“La palabra de Dios es viva y eficaz, y más cortante que toda espada de dos filos; y penetrara hasta partir el alma y el espíritu, y las coyunturas y los tuétanos, y discierne los pensamientos y las intenciones del corazón. Y no hay cosa creada que no sea manifiesta en su presencia; antes bien todas las cosas están desnudas y abiertas a los ojos de aquel a quien tenemos que dar cuenta” (Hebreos 4:12, 13).
Lectura: Col. 3:8-13.
Todos hemos visto desfiles de modelos por la televisión. Entran las mujeres pavoneando, orgullosas de las prendas que exhiben, creyéndose elegantes. Nos escandalizamos de algunos modelitos que enseñan y nos preguntamos cómo es posible que no se den cuenta de que son feísimos, y que no las favorecen para nada. ¡No se nos ocurriría usar semejante prenda nunca, ni para limpiar la casa! Esta es la carne. Se ve bonita cuando otros tienen ojos para ver lo fea que es.
Miremos otro desfile. Entra en la iglesia una chica joven luciendo un vestido de seda de color crema con puntos de color gris y parches de una fábrica de cuados rojos y amarillos que lo desmerece. Los colores se desdicen. El vestido es chocante, pero la joven está orgullosa de su prenda. Recibe miradas de admiración de algunas espectadoras que van vestidas de la misma manera. Lucen unas prendas feísimas, pero no tienen ojos para verlo.
La joven del vestido de seda se sienta en un banco al lado de la esposa de uno de los ancianos. Las dos mujeres se saludan cariñosamente. Aún falta para comenzar el culto. La más joven espera un cumplido, pero como no viene, le dice a la otra: “Mira qué vestido más bonito encontré en mi armario. Se me olvidó que lo tenía. Lo tengo desde hace años, pero ¿a que se ve nuevo?”. Y se sonríe. La otra le sonríe en respuesta, pero no le dice nada. “¿Te gusta?”, insiste la joven.
“¿Te has mirado en el espejo antes de salir de casa?”, pregunta la esposa del anciano. “Claro”, le contesta. “Nunca salgo sin mirarme. Tengo un espejo muy grande en la entrada de casa”. “Pues vente a mi casa”, dice la otra, “y mírate en un espejo especial que tengo. Fue herencia de mis padres. Es un espejo que tiene poderes de iluminación. Cuando quieres saber la verdad acerca de algo, miras en este espejo y te la muestra. ¿Vendrás?”. “Vale. Has levantado mi curiosidad”.
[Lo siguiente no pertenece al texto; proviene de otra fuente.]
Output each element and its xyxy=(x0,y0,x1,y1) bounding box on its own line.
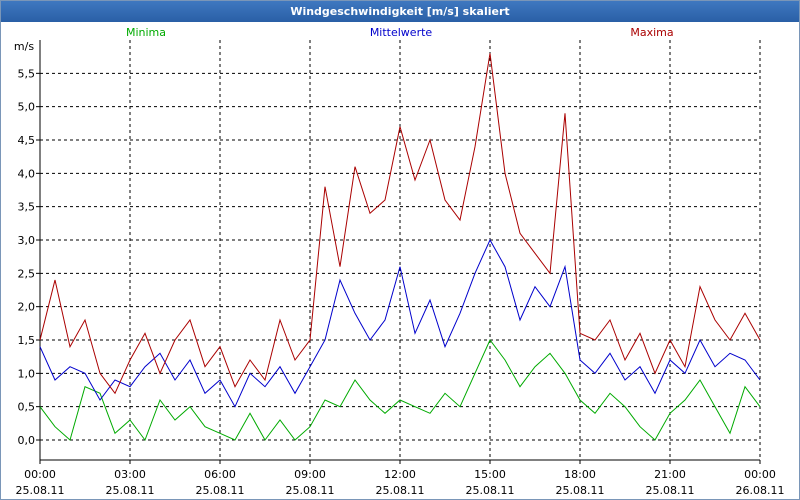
x-tick-date: 25.08.11 xyxy=(466,484,515,497)
y-tick-label: 4,5 xyxy=(18,134,36,147)
x-tick-date: 26.08.11 xyxy=(736,484,785,497)
x-tick-time: 18:00 xyxy=(564,468,596,481)
y-tick-label: 5,5 xyxy=(18,67,36,80)
y-tick-label: 0,5 xyxy=(18,401,36,414)
x-tick-time: 00:00 xyxy=(744,468,776,481)
legend-mittelwerte: Mittelwerte xyxy=(370,26,433,39)
x-tick-time: 09:00 xyxy=(294,468,326,481)
x-tick-time: 15:00 xyxy=(474,468,506,481)
x-tick-time: 00:00 xyxy=(24,468,56,481)
y-tick-label: 2,5 xyxy=(18,267,36,280)
y-axis-label: m/s xyxy=(14,40,34,53)
y-tick-label: 0,0 xyxy=(18,434,36,447)
x-tick-date: 25.08.11 xyxy=(376,484,425,497)
x-tick-date: 25.08.11 xyxy=(646,484,695,497)
series-line-minima xyxy=(39,339,761,442)
x-tick-date: 25.08.11 xyxy=(16,484,65,497)
x-tick-date: 25.08.11 xyxy=(286,484,335,497)
y-tick-label: 1,5 xyxy=(18,334,36,347)
y-tick-label: 4,0 xyxy=(18,167,36,180)
x-tick-time: 12:00 xyxy=(384,468,416,481)
axes: 0,0 0,5 1,0 1,5 2,0 2,5 3,0 3,5 4,0 4,5 5,0 5,5 00:0… xyxy=(16,40,785,497)
y-tick-label: 1,0 xyxy=(18,367,36,380)
x-tick-date: 25.08.11 xyxy=(196,484,245,497)
grid xyxy=(39,40,761,460)
series-line-mittelwerte xyxy=(39,238,761,408)
x-tick-date: 25.08.11 xyxy=(556,484,605,497)
series-lines xyxy=(39,53,761,442)
series-line-maxima xyxy=(39,53,761,395)
legend-minima: Minima xyxy=(126,26,166,39)
x-tick-time: 06:00 xyxy=(204,468,236,481)
y-tick-label: 2,0 xyxy=(18,301,36,314)
x-tick-date: 25.08.11 xyxy=(106,484,155,497)
x-tick-time: 03:00 xyxy=(114,468,146,481)
legend-maxima: Maxima xyxy=(630,26,673,39)
y-tick-label: 3,0 xyxy=(18,234,36,247)
x-tick-time: 21:00 xyxy=(654,468,686,481)
chart-title: Windgeschwindigkeit [m/s] skaliert xyxy=(1,1,799,22)
y-tick-label: 5,0 xyxy=(18,101,36,114)
y-tick-label: 3,5 xyxy=(18,201,36,214)
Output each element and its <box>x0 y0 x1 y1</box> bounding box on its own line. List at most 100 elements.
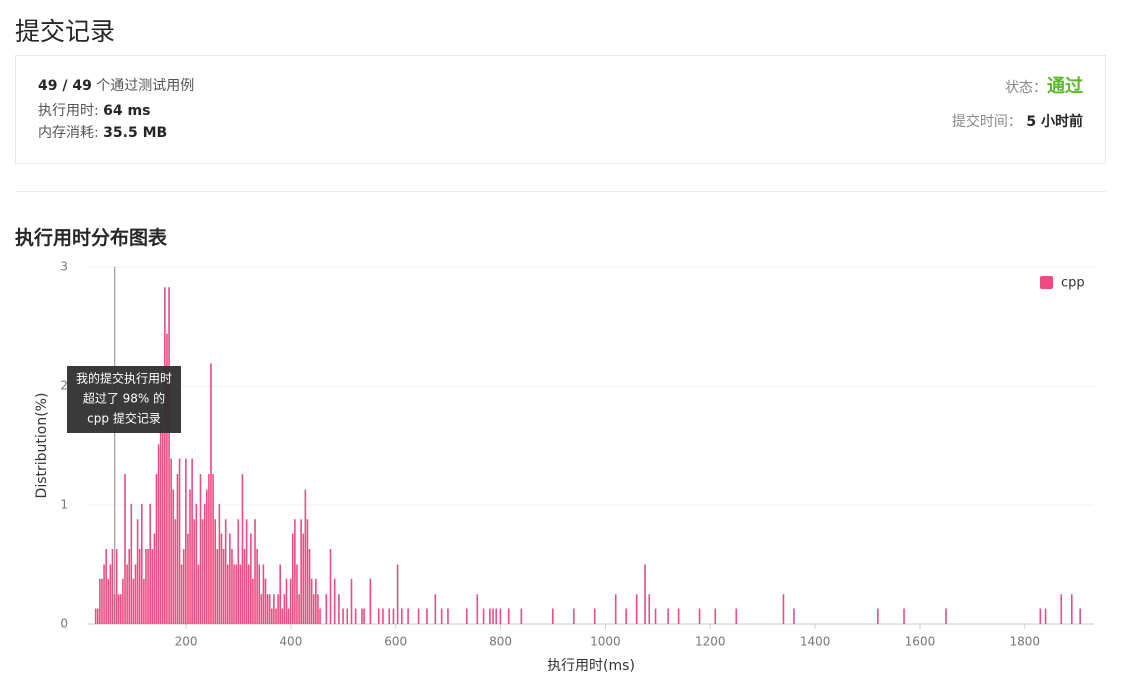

Fiel a su palabra, la joven llega a la casa de su amiga al día siguiente luciendo el mismo vestido de ayer para ver cómo se ve en este espejo misterioso. La mujer le conduce a una habitación con elegantes muebles. En el tocador hay un hermoso espejo de mano plateado. Lo coge con respeto y cariño. “Era de mi madre. Ella la heredó de mi abuela. Es de mucho valor. Siempre dice la verdad”. Se lo pasó a la joven quien se mira en su luz reveladora. ¡Al verse reflejada se le escapa una exclamación de horror! “No puedo creer cómo me veía bien. Es feo el vestido, ¡pero estoy viendo dentro de mí! Veo mis motivaciones y deseos más íntimos, y son malos todos ellos, y sucios. No sabía que era así. Siempre me había visto como buena persona. Veo egoísmo, pensamientos feos y actitudes terribles. No amo a nadie. Soy ruin”. Y con esto se rompe a llorar. “Todas mis amigas me ven muy buena. ¡Qué engañada he estado!”, dice entre sollozos. En esta condición de quebranto la mujer mayor abre un libro negro que tenía en el tocador y con mucho cariño la conduce al camino de la verdad.